With a product tagged, we now have to set up collections to utilize those tags. Think of a collection as a main category that will contain subcategories within it.

  1. Make a new collection.
  2. Give it the name of the category you want it to represent. (eg. Electronics)
  3. Under the condition section, click the first dropdown and select Product tag. You can then choose the tag you want to include in the box below.
  4. If you want to include multiple tags, switch the condition from “all conditions” to “any condition,” and repeat the previous step to add more tags to the collection.
  5. This next step is a little tricky. Scroll down to the heading Search engine listing preview and click the link Edit website SEO.
  6. A field called URL and handle will appear. Whatever you type in that box becomes the handle. Remember this value for later.
    Save the collection.

Setting up menus

Each collection needs an accompanying menu. This is how you’ll display the hierarchy to your shop’s visitors.

  1. Create a new menu.
  2. Give it the same name as you named your collection.
  3. Make sure the handle is the same as the handle in your collection.
  4. Make a new link for each of the tags as you added to your collection.
  5. Click on the Link dropdown for each one, and choose Collection. Repeat this for each link you’ve added.
  6. Then select the collection you prepared earlier. Repeat this for each link you’ve added.
  7. Finally, you need to go through each link and click the “filter with tags” button. Give each link a unique tag until it matches the tags you set up in your collection.
  8. Save the menu.

Setting up your template

With the collections and menus set up, that’s technically all you need to display the hierarchy of your site. But there’s another step you can take to make navigation even more intuitive for your users. When you’re on a collection, the menu for that collection should appear in the sidebar so users can drill down to more specific subcategories. If they’re exploring one of the subcategories, the link for that subcategory should be highlighted to show where they are.

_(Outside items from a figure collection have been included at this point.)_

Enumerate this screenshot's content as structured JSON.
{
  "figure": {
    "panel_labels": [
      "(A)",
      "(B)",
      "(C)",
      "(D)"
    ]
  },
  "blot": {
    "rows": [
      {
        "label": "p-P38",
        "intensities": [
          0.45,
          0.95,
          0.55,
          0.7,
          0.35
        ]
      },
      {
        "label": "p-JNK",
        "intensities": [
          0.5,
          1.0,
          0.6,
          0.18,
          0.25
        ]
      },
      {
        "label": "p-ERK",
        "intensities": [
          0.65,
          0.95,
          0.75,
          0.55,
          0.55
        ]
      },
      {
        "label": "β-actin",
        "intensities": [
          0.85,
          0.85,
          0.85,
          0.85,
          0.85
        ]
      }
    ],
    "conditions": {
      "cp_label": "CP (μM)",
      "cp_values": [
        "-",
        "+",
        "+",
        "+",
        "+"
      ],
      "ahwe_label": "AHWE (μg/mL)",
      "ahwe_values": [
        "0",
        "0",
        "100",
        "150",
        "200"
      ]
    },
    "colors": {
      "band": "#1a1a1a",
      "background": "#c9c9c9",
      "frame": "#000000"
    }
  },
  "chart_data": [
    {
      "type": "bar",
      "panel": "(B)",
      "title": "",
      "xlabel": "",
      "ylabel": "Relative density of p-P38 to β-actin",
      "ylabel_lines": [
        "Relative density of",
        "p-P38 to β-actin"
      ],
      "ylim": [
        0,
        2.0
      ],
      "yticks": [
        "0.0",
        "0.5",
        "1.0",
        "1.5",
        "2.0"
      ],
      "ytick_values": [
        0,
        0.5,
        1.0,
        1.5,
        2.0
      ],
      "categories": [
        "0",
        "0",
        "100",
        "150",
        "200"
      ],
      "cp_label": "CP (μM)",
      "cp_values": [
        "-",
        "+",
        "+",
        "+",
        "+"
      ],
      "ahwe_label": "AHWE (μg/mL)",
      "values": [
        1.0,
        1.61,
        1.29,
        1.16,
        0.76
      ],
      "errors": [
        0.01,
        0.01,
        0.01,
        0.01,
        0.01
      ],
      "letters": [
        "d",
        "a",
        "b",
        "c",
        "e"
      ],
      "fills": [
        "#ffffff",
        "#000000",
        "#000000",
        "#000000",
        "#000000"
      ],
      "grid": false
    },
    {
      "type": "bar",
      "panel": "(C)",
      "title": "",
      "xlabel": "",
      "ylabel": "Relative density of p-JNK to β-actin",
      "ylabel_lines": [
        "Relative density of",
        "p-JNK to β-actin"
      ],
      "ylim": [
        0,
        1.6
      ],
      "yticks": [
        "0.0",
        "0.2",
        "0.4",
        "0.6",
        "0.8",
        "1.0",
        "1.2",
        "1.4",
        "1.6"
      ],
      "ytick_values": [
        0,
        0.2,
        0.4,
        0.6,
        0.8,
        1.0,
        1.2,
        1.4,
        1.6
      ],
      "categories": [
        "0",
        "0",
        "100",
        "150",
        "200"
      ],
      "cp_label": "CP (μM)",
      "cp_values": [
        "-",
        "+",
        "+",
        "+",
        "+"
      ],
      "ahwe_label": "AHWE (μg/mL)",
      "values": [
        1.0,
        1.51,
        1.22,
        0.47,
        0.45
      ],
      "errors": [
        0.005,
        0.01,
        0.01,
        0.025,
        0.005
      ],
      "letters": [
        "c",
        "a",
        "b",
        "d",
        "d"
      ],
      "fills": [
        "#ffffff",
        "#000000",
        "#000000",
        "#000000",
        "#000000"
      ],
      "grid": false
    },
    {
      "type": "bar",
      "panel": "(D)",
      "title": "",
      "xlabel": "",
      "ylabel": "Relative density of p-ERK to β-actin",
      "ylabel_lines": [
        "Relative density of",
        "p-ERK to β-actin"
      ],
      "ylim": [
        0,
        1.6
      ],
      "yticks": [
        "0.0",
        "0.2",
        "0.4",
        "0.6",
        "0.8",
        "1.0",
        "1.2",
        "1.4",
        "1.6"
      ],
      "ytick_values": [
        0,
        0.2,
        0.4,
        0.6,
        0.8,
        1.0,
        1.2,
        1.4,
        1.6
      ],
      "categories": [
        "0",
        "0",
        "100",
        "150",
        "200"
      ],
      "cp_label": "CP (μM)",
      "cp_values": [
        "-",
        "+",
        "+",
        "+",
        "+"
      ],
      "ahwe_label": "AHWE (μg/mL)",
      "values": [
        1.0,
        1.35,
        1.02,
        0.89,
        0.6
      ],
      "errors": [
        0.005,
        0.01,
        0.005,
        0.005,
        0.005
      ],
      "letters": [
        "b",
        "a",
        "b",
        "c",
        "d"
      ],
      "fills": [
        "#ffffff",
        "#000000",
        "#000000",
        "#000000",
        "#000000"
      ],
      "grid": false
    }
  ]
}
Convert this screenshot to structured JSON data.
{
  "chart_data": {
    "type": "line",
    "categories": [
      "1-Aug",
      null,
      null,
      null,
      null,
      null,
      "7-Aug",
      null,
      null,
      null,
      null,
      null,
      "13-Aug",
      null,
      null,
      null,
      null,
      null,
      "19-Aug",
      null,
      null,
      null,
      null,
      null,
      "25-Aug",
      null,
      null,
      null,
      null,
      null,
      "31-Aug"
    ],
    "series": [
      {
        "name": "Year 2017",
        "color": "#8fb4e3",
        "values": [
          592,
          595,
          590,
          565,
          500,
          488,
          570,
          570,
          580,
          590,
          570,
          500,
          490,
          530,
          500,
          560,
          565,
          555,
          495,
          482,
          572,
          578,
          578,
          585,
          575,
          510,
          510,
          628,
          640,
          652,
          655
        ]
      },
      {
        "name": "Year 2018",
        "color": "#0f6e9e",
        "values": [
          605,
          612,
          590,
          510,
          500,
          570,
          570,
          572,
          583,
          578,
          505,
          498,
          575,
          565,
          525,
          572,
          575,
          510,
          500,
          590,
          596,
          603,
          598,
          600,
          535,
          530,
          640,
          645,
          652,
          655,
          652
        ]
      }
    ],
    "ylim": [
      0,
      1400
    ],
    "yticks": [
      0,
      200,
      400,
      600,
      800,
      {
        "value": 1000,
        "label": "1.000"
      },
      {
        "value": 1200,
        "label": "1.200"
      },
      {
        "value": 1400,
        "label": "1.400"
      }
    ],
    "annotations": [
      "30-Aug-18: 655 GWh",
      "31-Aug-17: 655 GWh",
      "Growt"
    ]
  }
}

  1. This section is slightly more technical, as you’re going to be editing the guts of your site’s template. Continue on to find out how.
  2. Go to Online Store > Themes.
  3. Click the button with the ellipses in it.
  4. Choose Edit HTML/CSS from the dropdown that appears.
  5. Open the document for your site’s sidebar. In many cases, it will be located in the Snippets folder, and be called collection-sidebar.liquid
  6. Scroll through the code and find the place you want to display the menu in the sidebar.
  7. Copy and paste this code onto the page:

{% if current_tags.size %}
{% assign current_tag = current_tags.first | handleize %}
{% else %}
{% assign current_tag = false %}
{% endif %}
<h3> {{ collection.title }} </h3>
<ul>
{% for link in linklists[collection.handle].links %}
<li>
<a class="{% if current_tag == link.handle %}active-class{% endif %}" href="{{ link.url }}">
{{ link.title }}
</a>
</li>
{% endfor %}
</ul>

  1. Customize the active-class to be the same as the one used by your theme.
  2. Save the theme.

Go to your site and test it out. If you’ve set up everything correctly, every collection with a matching menu will display that menu in the sidebar.

And that’s it. Making use of some of Shopify’s more obscure features, and a little ingenuity, you’ve set up a proper hierarchy for your shop. Your visitors will thank you for it.